An instance of transnational terrorism is those terrorist groups whose members are attracted from different countries or whose field of action covers different countries. The experimental studies attempt to establish a relationship between the origins of a transnational terrorist center and the known variables. Given the increased number of crime and terrorist attacks in the countries of the MENAP region in recent years, this paper examines the effect of spatial impacts of these two issues on the public expenditure of the selected countries in the 2003-2016 period using a panel spatial regression.

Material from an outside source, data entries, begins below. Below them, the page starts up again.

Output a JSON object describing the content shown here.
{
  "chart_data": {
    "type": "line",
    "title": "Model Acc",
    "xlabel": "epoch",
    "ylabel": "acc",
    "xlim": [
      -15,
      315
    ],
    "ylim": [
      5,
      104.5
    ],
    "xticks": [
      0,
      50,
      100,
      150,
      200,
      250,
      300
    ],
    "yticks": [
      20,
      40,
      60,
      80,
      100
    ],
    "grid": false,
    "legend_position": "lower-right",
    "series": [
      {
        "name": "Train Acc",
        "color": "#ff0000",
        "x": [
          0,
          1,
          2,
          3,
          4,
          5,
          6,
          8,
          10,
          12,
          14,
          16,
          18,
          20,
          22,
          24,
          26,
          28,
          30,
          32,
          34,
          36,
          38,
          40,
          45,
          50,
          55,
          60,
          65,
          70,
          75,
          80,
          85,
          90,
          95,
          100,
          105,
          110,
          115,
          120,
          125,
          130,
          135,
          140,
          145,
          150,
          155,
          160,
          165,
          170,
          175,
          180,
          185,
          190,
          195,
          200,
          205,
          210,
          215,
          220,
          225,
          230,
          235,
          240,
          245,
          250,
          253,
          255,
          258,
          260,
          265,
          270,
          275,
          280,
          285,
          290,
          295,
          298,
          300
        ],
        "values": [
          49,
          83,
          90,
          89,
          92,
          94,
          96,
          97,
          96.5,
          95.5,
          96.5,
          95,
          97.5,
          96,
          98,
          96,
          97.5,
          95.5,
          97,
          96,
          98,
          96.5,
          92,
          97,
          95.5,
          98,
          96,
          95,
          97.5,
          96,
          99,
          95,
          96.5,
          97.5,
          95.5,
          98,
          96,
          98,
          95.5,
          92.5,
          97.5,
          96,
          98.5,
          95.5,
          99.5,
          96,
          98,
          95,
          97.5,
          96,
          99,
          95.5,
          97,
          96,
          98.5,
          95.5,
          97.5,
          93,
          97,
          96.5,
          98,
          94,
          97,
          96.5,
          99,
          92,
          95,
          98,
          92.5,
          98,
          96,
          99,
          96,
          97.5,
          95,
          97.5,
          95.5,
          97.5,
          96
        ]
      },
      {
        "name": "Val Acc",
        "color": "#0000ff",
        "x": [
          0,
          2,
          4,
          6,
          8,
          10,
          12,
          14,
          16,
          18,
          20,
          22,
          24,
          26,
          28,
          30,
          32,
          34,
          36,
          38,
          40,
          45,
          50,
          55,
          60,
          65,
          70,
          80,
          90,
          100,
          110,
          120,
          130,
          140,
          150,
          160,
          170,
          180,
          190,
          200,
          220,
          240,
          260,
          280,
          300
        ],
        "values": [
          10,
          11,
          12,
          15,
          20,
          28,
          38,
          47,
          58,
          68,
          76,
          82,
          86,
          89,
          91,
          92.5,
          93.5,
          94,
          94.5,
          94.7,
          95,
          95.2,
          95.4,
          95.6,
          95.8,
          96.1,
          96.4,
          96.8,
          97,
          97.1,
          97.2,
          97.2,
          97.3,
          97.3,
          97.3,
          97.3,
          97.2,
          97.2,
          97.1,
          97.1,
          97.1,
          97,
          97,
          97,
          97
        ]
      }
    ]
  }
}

The results of the spatial regression reveal that both crime and terrorism influence public expenditure of the studied countries positively and significantly. This implies that crime and terrorist attacks in one country increase these variables and public expenditure in neighboring countries and that the impacts of spatial spillover of these variables are confirmed in the studied countries. The nature of terrorism has a self-strengthening mechanism both temporally and spatially. First, terrorism experience entails new terrorism – i.e. temporal transmission. Second, if a country or region is suffering from terrorism, the other and neighboring countries are usually influenced by its consequences too – i.e. spatial transmission. For example, emerging terrorist groups use the experiences of older groups in neighboring countries.
In addition, the cooperation of terrorist organizations with one another reduces their expenses. For example, knowledge sharing enhances the probability and extent of achievements by inherent synergy and by resorting to more fierce actions. Therefore, because temporal and spatial closeness plays a significant role in cost and profit considerations of violence generation, it is recommended to the government to consider regional conditions in assigning public expenditure and its composition. The results of the spatial regression for the direct and indirect impacts reveal that the indirect impacts of organized anti-security actions are much more than their direct impacts. Some examples of the detrimental impacts of organized anti-security actions include the disruption of demand order, unexpected changes in and discontinuation of supply chains, the costs arising from the use of more stringent security policies, and macroeconomic variables. Furthermore, the governmental institutions and enterprises are responsible to identify these factors and the dynamics of the impacts and vectors in order to get involved in constructive intervention.